CASSANDRAS TRAUM | Cassandra's Dream
Filmische Qualität:   
Regie: Woody Allen
Darsteller: Colin Farrell, Ewan McGregor, Hayley Atwell, Tom Wilkinson, Tamzin Outhwaite, Sally Hawkins, Andrew Howard, Mark Umbers
Land, Jahr: USA / Großbritannien 2007
Laufzeit: 108 Minuten
Genre: Dramen
Publikum: ab 16 Jahren
Einschränkungen: X -
im Kino: 6/2008
Auf DVD: 12/2008


José García
Foto: Constantin

Der Schaffensdrang des mittlerweile 72-jährigen Woody Allen scheint ungebrochen. Seit Jahrzehnten liefert er Jahr für Jahr einen Spielfilm ab, den er zumeist auf den Filmfestivals von Venedig oder Cannes vorstellt. Präsentierte er Ende Mai in Cannes seinen neuen Spielfilm „Vicky Christina Barcelona“ außer Konkurrenz, so startet endlich im deutschen Kino der Film des vorigen Jahres „Cassandras Traum“, der in Venedig 2007 ebenfalls außer Konkurrenz lief.

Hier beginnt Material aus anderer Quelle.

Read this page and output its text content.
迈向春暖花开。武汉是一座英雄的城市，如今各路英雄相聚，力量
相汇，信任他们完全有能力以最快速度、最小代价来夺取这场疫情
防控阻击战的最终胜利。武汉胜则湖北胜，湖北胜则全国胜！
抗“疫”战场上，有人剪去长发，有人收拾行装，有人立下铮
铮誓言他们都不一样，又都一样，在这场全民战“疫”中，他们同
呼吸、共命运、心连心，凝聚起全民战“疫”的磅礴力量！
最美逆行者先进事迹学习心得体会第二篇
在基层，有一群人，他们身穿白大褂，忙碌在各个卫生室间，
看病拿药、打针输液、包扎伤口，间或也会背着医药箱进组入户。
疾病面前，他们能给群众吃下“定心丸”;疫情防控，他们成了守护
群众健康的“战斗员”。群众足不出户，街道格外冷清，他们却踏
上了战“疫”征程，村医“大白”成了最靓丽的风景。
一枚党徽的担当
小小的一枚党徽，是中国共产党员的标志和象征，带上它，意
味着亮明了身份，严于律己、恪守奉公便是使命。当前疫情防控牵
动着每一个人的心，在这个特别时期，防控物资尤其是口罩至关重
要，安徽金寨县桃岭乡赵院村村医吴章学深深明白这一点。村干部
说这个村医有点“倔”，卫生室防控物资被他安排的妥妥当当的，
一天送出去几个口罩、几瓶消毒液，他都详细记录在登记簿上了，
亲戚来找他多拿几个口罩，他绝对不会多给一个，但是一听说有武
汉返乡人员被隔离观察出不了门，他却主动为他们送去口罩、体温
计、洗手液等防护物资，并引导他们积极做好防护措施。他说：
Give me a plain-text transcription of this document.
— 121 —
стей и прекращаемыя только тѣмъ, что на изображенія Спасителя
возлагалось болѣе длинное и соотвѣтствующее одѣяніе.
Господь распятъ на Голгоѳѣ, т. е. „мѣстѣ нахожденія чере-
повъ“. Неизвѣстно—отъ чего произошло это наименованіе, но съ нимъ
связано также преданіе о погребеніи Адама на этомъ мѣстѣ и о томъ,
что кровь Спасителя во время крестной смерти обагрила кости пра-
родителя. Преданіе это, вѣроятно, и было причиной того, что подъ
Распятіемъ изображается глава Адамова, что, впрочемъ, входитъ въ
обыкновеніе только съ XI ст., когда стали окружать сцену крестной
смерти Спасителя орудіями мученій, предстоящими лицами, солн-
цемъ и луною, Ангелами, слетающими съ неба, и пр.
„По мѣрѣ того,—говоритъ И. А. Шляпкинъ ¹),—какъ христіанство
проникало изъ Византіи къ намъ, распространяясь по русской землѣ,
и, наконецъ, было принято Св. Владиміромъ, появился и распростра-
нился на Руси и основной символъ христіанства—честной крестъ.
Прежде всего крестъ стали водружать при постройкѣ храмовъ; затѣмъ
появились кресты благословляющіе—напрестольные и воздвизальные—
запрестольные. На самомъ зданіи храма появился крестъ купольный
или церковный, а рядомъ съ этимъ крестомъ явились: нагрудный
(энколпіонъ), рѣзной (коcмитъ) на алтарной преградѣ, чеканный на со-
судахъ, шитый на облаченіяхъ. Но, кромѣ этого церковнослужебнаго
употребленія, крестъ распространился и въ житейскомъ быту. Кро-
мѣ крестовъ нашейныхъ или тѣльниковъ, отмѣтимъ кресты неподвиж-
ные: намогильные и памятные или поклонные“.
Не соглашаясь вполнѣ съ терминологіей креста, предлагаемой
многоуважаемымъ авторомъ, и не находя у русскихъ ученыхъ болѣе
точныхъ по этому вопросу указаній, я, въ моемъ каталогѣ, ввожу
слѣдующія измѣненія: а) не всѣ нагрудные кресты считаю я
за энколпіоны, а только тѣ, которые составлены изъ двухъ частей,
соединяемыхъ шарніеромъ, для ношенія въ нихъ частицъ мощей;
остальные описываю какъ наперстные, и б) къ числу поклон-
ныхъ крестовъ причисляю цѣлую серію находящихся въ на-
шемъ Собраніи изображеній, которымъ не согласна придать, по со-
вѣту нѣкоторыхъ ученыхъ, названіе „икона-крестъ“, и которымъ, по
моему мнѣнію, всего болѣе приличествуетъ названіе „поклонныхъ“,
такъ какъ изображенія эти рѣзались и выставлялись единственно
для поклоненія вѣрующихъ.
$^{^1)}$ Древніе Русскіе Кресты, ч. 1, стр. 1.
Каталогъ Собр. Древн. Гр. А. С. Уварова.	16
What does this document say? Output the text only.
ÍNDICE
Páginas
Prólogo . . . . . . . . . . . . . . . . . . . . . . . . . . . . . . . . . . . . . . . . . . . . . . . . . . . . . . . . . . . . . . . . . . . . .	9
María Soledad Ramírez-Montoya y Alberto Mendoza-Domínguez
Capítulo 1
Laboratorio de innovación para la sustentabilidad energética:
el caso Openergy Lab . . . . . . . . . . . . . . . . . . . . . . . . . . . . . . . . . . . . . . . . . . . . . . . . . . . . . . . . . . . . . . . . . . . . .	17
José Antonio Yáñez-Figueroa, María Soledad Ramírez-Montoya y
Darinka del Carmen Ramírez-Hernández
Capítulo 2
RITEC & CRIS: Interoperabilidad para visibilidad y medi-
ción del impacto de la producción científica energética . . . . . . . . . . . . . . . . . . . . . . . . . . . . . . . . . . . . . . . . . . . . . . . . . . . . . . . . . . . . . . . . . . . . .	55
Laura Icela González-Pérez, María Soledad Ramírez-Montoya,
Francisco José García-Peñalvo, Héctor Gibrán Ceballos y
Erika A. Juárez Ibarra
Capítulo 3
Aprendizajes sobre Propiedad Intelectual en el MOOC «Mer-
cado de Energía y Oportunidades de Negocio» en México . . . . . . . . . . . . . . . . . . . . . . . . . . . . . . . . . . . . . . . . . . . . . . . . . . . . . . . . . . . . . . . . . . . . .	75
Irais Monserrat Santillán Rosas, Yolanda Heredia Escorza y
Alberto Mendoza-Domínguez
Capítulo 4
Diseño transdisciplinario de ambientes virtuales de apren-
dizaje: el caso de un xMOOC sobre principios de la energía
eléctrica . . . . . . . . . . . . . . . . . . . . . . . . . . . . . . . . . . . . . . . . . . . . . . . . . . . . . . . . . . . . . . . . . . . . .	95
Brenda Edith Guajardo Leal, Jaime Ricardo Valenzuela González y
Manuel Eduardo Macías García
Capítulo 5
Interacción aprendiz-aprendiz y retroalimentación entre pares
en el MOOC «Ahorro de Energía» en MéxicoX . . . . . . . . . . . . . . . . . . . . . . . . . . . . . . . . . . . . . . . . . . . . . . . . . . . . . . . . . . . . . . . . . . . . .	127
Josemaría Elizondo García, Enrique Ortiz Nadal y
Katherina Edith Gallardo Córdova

Nach „Match Point“ (siehe Filmarchiv) und „Scoop – Der Knüller“ (siehe Filmarchiv) ist „Cassandras Traum“ der dritte und vorerst letzte Spielfilm aus Allens Londoner Zeit. „Match Point“ handelte von einem Kapitalverbrechen, das nur auf den ersten Blick aus Leidenschaft verübt wurde. Der aus einfachen Verhältnissen in eine gutbürgerliche Existenz aufgestiegene Chris Wilton handelte vielmehr aus bloßer Berechnung, als er die Möchtegern-Schauspielerin Nola Rice ermordete. Obwohl Chris in einer Szene Dostojewskis „Schuld und Sühne“ las, blieben ihm Gewissenskonflikte offenbar erspart.

In „Cassandras Traum“ kehrt der Regisseur nach dem komödiantischen Ton von „Scoop“ zur Tragödie zurück. Die Brüder Ian (Ewan McGregor) und Terry Blaine (Colin Farrell) kommen wie Chris Wilton aus „Match Point“ aus einfachen Verhältnissen: Terry arbeitet als Automechaniker, Ian im väterlichen Restaurant. Die beiden träumen indes vom großen Geld, an das Terry durchs Glückspiel, Ian durch Immobiliengeschäfte in Kalifornien zu kommen hoffen.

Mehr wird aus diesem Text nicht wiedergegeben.